その後もIT環境の変化やユーザーのニーズに合わせて、モバイルやクラウド、サイバー攻撃に備えた製品を開発、リリースしてきた。これを可能にしているのが、東京の他、大阪や長野、山形にも拠点を持つ同社の約100名体制の開発検証チームだ。また、プレセールスとポストセールスにそれぞれ数十名体制の技術部隊を持ち、「海外製品だけでは満たせない日本のお客様のニーズを埋めていくことができるのがソリトンシステムズの強味(荒木氏)」だという。

●『理想論』に惑わされないリスクコントロールを支援

 荒木氏がエバンジェリストとして最も危惧するのは、セキュリティ業界では昔から良くみられる、現実感の無い理想論だという。

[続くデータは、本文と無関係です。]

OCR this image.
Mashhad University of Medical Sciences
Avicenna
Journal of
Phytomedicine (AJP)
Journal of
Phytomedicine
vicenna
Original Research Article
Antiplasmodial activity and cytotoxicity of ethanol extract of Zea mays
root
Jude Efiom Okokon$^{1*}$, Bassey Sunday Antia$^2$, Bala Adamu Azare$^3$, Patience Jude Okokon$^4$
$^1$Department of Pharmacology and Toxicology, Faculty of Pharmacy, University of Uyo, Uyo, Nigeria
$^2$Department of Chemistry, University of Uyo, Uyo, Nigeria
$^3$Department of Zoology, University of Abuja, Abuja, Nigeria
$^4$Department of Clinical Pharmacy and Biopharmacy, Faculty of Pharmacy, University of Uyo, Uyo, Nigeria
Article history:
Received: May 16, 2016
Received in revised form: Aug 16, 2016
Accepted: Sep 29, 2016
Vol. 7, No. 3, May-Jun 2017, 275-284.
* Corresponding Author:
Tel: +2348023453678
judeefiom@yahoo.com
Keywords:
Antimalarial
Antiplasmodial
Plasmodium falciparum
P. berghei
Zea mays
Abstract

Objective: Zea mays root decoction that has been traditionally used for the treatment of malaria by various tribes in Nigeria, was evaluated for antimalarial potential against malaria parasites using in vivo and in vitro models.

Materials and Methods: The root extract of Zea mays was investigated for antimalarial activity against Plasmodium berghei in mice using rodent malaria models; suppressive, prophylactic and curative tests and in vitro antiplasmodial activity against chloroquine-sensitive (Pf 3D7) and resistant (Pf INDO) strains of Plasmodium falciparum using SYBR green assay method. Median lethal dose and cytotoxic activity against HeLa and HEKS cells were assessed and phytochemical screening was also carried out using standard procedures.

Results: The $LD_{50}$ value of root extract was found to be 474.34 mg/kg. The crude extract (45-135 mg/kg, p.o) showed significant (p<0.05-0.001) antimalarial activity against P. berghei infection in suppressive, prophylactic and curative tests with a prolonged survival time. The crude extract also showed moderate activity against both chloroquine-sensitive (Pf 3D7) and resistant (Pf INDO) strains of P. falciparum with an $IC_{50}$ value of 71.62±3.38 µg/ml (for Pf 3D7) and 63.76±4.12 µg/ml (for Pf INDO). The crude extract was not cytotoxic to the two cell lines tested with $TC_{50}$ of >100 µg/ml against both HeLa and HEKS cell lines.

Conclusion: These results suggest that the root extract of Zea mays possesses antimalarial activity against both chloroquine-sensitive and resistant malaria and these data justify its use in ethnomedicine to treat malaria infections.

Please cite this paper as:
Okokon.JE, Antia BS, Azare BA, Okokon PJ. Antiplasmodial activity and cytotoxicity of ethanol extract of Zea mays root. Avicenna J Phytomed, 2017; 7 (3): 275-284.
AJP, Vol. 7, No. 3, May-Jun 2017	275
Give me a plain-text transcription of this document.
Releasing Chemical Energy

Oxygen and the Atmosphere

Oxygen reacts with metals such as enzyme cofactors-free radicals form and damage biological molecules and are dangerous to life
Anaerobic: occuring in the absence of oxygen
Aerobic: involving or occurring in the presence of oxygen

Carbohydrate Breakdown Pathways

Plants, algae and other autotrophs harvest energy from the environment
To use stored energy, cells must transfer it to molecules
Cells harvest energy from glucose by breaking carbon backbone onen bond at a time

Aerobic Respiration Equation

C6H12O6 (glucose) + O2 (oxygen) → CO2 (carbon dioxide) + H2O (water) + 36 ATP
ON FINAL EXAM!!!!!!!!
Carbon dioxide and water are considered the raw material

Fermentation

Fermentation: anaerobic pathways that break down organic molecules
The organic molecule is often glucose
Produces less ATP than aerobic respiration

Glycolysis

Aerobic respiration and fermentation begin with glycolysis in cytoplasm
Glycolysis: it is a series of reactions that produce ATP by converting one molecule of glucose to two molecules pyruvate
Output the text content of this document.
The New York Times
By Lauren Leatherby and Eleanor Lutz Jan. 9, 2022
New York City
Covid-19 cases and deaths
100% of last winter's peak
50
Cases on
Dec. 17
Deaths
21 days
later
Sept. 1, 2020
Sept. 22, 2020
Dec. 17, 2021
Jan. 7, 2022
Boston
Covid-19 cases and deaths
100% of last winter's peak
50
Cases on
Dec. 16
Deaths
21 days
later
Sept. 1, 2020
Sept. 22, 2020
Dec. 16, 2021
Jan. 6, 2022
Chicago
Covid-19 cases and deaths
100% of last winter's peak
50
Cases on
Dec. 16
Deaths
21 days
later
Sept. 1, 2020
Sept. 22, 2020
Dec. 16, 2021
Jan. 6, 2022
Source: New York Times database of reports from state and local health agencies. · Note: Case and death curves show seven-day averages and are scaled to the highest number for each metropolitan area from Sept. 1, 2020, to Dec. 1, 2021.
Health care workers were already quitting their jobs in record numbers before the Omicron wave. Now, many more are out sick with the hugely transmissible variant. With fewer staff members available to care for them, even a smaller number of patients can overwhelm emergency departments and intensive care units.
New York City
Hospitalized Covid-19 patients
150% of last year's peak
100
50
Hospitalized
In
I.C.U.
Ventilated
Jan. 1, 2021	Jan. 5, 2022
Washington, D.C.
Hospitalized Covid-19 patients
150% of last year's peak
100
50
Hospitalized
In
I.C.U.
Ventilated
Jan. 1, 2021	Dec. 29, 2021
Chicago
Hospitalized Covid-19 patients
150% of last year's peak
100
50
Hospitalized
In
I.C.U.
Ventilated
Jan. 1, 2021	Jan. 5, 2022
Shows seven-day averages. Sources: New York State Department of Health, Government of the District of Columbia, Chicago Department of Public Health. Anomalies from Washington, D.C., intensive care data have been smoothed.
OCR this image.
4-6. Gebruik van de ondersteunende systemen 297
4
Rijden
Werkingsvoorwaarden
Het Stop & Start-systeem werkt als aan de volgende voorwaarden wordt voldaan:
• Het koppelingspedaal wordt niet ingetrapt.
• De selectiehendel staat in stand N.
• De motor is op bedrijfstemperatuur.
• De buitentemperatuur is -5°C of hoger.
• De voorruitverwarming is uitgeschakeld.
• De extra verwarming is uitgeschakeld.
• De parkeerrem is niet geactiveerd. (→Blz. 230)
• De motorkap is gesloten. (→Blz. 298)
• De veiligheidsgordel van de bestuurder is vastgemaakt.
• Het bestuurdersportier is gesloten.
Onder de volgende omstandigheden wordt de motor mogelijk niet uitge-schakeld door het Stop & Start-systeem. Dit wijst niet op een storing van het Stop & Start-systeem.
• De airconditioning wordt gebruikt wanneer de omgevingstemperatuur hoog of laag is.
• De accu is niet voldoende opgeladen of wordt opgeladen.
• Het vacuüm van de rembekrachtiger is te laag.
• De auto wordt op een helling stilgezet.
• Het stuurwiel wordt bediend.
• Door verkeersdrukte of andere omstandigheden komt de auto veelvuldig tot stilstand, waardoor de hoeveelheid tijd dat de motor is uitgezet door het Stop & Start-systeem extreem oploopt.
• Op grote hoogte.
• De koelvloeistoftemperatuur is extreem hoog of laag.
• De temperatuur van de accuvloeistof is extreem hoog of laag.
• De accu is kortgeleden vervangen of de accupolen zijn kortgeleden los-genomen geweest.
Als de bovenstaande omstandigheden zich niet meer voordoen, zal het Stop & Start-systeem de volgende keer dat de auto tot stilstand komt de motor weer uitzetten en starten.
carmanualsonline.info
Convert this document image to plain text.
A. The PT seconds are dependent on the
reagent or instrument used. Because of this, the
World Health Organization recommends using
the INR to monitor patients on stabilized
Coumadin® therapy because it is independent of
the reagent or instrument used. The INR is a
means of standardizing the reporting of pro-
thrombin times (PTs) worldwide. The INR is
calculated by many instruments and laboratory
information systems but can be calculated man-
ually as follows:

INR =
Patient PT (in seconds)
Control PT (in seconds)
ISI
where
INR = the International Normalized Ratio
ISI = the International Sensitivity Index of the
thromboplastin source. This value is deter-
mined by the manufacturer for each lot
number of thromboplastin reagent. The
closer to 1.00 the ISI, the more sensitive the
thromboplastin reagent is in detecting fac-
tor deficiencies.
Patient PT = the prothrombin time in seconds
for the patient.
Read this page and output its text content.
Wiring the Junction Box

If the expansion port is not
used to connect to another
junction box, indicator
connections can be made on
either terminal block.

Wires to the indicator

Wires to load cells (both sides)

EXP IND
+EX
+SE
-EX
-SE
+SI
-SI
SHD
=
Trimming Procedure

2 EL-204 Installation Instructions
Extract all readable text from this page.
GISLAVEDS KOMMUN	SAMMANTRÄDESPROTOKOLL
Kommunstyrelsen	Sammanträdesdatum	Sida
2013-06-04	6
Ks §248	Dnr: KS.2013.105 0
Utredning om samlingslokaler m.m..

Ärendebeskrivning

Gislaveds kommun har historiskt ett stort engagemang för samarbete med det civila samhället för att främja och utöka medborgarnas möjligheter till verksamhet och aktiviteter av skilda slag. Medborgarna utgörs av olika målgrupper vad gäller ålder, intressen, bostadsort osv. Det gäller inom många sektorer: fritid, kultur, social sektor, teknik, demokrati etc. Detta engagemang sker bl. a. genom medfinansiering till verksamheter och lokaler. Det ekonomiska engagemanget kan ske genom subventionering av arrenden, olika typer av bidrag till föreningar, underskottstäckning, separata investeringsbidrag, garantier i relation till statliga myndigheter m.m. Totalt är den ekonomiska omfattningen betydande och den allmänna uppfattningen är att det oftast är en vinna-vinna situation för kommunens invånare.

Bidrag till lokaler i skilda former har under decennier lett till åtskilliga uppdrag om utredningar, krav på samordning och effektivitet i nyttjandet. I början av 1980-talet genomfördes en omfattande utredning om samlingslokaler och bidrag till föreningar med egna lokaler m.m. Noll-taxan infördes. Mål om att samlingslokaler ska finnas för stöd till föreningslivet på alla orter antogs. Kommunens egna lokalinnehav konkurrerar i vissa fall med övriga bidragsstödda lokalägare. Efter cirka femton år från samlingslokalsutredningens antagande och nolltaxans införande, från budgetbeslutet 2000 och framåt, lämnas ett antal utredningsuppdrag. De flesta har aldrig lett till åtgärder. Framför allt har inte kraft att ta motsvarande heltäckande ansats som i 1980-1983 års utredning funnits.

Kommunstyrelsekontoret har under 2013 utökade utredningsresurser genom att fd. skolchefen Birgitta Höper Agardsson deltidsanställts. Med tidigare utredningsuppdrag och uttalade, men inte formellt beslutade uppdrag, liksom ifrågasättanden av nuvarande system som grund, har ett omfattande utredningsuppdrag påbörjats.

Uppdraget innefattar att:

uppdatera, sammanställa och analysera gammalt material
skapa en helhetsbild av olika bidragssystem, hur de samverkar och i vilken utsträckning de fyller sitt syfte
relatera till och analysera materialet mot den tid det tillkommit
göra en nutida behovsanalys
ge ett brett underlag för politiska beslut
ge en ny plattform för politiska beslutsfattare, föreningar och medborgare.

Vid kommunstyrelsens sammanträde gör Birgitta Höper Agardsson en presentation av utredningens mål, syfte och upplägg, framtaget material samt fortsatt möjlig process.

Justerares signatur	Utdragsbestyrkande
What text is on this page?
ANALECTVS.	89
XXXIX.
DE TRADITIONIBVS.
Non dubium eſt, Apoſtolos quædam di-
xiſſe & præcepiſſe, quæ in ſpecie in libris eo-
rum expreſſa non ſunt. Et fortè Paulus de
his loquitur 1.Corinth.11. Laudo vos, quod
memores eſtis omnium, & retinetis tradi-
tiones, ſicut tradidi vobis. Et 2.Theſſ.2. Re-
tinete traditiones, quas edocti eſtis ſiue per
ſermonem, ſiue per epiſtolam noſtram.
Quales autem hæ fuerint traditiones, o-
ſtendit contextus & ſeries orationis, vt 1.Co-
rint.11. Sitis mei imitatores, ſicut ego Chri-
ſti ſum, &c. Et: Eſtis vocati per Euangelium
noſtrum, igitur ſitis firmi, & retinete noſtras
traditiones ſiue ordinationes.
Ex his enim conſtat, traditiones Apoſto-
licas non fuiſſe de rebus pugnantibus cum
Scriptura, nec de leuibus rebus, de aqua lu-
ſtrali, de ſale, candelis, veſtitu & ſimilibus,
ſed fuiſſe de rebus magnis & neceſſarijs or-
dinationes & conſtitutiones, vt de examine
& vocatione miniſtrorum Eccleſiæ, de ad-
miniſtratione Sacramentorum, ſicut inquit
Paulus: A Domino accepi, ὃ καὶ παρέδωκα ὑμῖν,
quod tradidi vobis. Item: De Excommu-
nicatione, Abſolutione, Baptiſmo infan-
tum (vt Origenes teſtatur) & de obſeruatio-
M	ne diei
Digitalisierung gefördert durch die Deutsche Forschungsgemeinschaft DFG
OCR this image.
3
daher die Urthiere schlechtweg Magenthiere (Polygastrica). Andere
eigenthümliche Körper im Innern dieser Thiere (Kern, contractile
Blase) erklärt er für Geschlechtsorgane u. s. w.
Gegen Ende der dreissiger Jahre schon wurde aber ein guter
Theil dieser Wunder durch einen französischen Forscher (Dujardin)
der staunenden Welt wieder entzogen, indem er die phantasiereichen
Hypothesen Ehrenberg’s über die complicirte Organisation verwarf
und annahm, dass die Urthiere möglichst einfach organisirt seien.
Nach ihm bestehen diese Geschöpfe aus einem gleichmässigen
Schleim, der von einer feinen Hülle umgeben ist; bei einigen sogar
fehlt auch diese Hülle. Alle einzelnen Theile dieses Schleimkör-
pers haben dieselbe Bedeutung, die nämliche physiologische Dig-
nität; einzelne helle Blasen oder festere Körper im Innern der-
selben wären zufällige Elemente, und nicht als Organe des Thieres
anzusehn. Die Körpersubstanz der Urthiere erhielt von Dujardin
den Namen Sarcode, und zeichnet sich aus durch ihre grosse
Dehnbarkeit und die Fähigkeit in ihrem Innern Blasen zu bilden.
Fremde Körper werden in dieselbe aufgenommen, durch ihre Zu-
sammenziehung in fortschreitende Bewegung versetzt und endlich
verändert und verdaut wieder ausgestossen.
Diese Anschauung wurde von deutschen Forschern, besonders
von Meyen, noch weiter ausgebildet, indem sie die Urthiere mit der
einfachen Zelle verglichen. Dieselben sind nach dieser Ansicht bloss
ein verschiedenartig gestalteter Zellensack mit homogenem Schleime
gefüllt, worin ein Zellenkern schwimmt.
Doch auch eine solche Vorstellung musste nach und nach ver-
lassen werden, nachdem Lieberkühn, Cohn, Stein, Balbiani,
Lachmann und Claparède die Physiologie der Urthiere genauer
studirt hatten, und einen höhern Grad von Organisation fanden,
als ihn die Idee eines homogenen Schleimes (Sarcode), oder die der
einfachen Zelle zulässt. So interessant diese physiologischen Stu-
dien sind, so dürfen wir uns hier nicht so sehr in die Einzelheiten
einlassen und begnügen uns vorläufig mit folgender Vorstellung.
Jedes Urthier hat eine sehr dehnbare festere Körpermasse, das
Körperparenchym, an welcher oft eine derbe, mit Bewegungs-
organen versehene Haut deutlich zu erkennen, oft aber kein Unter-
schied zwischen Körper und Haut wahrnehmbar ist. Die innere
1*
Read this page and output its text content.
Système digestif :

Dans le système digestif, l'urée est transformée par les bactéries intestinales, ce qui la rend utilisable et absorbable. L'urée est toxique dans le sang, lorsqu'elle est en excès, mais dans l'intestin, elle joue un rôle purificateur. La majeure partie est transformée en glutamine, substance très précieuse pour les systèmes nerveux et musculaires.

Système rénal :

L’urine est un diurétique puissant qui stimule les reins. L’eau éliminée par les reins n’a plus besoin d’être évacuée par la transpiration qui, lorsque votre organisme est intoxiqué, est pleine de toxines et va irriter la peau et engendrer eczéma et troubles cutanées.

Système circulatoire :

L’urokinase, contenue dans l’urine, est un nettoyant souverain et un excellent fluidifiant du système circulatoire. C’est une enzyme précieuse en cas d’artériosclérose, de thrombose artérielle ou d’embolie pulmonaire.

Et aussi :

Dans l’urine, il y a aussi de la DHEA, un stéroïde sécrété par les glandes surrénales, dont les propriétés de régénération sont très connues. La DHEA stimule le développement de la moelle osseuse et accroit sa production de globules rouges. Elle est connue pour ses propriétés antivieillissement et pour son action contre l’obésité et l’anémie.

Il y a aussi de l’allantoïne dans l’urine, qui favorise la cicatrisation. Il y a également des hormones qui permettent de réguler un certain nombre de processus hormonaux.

 「たとえば『有事』の対策として、身の丈に合わない立派なCSIRTを構築しなくてはならないと勘違いし、一歩も進めなくなるケースがあります。『理想論』を目指しつつも、これに踊らされることなく、落ち着いて自社に合ったリスクコントロールに取り組めるよう手助けしていきたい」と荒木氏は語った。

防御中心から事故前提へ、技術課題から経営課題へ、セキュリティ対策は現在過渡期を迎えている。豊富な経験と実績で独自の存在感を持つソリトンシステムズの視点を通じて、企業におけるセキュリティの現状を、連載形式で探っていきたい。